Atletas italianas pedem 'direito à maternidade'

ROMA, 8 MAR (ANSA) - A Associação Nacional de Atletas da Itália (Assist) lançou uma campanha hoje (8), por ocasião do Dia Internacional da Mulher, para exigir que o governo e o Comitê Olímpico Italiano (Coni) protejam as esportistas que já têm filhos ou as que pretendem ser mães. Com o slogan "Atletas pelo Direito à Maternidade", esportistas italianas posaram para fotos usando uma bola para simular uma barriga de grávida. "Atleta e maternidade? Game over", protestaram as mulheres nas redes sociais com a hashtag #8marzo e #dirittidelleatlete. A campanha foi aderida por equipes femininas de basquete, vôlei, futebol e natação. As atletas na Itália são enquadradas na categoria "amadoras" e, portanto, não recebem amparo judicial de direitos trabalhistas, como os previstos na lei 91 de 1981 que rege o profissionalismo esportivo.
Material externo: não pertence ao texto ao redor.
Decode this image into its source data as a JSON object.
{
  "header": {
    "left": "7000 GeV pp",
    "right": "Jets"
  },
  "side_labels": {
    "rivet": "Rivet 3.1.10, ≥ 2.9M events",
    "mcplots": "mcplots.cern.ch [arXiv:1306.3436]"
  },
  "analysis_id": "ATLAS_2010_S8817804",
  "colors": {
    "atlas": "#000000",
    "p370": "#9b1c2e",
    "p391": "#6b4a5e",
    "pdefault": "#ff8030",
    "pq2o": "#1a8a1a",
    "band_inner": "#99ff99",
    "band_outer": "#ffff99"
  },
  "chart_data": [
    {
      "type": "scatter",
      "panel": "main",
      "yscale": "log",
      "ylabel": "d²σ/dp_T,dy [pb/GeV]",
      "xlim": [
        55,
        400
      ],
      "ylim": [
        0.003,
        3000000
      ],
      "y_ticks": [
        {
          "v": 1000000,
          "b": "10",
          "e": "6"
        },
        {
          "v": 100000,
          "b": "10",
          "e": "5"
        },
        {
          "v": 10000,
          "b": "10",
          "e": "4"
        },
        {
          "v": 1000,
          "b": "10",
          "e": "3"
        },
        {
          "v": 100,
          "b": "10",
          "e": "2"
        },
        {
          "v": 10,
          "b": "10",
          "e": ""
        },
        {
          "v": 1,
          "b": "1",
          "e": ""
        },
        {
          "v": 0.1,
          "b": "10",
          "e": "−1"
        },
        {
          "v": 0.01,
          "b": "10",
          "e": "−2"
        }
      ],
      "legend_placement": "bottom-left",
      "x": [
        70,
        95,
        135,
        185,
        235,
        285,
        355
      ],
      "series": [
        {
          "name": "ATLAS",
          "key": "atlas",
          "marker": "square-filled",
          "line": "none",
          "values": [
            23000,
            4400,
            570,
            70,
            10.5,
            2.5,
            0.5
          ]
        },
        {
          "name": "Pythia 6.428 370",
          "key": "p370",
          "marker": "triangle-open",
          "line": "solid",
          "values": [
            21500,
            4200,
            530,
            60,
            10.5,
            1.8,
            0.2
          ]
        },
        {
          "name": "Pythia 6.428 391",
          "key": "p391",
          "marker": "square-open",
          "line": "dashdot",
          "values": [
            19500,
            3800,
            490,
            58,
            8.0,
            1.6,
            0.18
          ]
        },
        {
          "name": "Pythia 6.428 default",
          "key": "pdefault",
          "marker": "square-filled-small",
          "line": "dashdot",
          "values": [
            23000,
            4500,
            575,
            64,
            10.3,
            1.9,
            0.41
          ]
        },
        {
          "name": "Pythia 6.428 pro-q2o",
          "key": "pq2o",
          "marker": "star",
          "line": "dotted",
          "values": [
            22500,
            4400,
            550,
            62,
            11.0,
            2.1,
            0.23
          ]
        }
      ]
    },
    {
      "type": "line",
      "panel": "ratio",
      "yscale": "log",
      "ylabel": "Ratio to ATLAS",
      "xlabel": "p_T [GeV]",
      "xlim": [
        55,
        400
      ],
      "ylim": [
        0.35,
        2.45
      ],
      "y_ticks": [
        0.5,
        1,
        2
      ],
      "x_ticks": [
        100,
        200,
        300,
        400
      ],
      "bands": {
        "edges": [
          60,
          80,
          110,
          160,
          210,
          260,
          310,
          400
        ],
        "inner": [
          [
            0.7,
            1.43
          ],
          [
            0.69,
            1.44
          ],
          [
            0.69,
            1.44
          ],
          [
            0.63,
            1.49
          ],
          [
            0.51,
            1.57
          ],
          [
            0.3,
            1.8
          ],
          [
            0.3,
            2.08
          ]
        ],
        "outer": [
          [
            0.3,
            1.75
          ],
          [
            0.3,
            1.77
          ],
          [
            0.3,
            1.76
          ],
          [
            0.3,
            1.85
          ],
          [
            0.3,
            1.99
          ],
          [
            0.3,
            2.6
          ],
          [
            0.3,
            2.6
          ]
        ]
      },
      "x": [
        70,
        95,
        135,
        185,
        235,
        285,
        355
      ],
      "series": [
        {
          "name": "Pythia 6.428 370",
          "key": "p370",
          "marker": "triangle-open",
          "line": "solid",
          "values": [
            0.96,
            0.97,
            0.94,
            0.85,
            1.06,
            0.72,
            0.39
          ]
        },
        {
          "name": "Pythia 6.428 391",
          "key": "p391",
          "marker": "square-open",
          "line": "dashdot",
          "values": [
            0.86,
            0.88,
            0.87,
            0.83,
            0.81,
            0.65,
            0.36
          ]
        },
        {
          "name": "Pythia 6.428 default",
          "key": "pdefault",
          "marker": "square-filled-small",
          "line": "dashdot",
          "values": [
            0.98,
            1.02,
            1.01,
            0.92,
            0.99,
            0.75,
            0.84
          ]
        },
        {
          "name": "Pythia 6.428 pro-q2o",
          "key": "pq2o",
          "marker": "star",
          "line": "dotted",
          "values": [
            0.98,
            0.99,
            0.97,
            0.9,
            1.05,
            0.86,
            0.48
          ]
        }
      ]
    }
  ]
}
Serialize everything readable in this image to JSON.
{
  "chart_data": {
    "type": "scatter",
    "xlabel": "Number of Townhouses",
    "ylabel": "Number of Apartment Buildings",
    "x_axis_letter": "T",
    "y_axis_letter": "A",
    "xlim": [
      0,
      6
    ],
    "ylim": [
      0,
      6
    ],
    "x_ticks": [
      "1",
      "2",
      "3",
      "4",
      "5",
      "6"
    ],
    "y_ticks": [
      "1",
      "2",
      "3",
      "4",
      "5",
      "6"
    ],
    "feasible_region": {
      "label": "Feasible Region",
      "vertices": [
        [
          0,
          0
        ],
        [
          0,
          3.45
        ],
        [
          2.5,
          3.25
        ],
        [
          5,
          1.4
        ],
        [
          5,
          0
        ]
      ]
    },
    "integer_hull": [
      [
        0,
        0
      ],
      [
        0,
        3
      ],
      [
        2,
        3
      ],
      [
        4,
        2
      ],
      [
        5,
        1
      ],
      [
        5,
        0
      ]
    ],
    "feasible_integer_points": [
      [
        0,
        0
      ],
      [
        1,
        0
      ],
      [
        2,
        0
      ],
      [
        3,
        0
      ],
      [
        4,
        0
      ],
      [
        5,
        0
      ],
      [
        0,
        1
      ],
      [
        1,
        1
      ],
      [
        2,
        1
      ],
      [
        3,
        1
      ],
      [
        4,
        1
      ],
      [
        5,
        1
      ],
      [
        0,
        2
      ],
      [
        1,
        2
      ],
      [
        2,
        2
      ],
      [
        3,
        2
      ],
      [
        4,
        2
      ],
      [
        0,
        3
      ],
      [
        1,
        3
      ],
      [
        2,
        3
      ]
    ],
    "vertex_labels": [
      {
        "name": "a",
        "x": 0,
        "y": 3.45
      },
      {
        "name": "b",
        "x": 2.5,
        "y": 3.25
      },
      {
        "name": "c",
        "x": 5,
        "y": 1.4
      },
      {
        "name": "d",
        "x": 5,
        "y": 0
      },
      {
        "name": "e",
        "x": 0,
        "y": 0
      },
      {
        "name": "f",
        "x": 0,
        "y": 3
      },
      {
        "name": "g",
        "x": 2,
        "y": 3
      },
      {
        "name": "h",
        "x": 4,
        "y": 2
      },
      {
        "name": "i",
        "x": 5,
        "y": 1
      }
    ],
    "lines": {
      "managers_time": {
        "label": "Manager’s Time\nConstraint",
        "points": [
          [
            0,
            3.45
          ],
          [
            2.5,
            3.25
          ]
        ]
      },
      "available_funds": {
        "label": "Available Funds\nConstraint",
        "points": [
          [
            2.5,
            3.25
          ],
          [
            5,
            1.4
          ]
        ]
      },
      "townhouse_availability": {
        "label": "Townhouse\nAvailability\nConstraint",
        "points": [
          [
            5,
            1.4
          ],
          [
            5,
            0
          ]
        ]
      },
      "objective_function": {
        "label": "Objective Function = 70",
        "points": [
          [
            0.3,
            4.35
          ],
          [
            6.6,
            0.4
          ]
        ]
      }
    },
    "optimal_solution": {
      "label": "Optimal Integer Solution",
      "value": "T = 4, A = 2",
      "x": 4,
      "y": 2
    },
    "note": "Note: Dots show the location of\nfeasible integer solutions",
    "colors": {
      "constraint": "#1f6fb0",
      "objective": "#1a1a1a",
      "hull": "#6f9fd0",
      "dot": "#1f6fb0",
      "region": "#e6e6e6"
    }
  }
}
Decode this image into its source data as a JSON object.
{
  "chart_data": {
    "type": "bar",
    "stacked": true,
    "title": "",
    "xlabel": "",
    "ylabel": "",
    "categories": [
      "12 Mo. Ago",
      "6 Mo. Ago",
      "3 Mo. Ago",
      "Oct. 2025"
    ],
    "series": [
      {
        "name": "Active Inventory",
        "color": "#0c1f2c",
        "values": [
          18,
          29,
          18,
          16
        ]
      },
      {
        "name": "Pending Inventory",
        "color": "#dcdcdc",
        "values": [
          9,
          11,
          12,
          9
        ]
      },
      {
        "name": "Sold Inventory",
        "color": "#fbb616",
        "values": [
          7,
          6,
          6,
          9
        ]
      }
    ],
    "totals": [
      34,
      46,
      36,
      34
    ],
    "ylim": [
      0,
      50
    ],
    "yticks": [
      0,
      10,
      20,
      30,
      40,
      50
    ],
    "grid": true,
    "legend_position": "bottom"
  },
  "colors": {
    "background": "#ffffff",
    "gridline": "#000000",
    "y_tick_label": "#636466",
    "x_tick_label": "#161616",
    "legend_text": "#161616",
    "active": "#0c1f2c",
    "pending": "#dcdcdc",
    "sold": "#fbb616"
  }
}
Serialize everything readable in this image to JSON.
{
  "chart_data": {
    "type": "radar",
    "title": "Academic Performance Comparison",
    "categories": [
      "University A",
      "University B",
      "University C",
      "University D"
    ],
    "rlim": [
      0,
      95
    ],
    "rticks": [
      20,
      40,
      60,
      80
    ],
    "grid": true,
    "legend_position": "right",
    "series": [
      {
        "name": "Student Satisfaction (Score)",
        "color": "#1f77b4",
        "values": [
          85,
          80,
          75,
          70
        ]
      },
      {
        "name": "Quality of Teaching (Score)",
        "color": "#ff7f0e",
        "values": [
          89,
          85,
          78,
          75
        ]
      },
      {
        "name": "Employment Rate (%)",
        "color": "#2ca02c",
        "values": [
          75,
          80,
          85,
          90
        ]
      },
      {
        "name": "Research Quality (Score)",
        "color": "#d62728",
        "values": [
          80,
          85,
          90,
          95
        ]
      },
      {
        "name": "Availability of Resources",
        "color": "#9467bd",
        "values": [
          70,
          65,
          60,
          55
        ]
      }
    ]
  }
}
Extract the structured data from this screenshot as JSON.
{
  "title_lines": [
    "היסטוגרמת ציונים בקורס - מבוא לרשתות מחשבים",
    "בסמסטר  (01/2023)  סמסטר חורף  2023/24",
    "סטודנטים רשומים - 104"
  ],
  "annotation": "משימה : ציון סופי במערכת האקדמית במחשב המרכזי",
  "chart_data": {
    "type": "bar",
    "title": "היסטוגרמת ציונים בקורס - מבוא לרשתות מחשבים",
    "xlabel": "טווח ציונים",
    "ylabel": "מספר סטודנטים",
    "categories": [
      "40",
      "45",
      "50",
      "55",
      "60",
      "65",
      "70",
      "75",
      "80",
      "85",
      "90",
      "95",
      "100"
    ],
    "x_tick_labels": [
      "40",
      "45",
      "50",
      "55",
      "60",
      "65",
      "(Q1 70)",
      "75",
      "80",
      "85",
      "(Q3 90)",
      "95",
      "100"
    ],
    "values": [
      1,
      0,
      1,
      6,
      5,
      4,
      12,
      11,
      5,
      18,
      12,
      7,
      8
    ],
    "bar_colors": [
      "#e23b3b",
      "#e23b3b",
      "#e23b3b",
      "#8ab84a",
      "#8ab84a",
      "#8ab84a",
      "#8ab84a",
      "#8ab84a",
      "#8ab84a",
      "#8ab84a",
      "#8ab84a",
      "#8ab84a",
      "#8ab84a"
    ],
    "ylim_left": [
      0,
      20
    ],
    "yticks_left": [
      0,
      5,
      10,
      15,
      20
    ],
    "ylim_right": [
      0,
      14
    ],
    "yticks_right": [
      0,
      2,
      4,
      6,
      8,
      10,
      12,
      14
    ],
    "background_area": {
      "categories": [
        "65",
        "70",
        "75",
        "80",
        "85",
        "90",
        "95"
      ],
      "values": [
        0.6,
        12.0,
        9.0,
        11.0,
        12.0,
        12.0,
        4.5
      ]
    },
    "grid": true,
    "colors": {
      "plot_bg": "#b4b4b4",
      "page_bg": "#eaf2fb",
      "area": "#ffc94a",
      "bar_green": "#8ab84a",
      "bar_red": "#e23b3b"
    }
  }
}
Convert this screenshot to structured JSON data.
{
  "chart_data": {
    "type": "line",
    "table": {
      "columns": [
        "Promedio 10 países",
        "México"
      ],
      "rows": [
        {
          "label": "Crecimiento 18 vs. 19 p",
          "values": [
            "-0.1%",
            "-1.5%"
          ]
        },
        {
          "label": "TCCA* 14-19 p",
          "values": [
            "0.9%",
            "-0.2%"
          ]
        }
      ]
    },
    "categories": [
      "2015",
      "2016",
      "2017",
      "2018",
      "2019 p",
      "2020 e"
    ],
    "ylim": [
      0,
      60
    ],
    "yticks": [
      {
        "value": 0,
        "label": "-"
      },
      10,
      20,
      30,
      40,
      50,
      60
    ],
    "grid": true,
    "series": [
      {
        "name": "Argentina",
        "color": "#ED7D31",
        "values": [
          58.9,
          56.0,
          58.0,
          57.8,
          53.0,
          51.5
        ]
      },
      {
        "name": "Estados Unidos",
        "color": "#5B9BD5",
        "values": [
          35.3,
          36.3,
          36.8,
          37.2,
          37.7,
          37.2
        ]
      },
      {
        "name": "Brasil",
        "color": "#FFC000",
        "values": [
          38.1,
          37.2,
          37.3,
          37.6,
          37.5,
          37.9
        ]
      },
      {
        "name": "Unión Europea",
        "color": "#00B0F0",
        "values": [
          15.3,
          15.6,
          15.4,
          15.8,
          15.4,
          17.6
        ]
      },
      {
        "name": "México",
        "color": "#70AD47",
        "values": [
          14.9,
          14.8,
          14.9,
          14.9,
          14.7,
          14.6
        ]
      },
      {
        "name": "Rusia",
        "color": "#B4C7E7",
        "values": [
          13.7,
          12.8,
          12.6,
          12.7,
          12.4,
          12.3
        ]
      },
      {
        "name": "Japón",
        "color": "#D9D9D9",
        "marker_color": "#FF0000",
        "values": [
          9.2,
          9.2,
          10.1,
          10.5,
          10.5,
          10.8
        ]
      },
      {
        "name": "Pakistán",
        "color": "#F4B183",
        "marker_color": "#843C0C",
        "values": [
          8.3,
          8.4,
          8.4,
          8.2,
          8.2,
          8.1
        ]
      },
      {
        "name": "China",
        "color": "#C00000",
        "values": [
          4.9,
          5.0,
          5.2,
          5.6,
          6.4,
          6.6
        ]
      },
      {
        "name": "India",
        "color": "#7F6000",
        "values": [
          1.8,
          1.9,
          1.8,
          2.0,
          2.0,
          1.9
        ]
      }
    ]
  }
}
Isso dificulta a situação de mulheres esportistas que pretendem ter filhos, pois fica restrito aos clubes o gerenciamento dos benefícios, garantias e possibilidades de carreira. Na maioria dos casos, a relação entre atleta e clube é encerrada quando a mulher engravida. Portanto, a campanha da Assist pede a criação de um fundo nacional para garantir os direitos das atletas que se tornam mães. "É um problema contra o qual lutamos há 19 anos, com pequenos e insuficientes avanços diante do Coni, que hoje tutela apenas as mulheres que integram as seleções italianas ou competem em esportes individuais", disse a entidade. (ANSA)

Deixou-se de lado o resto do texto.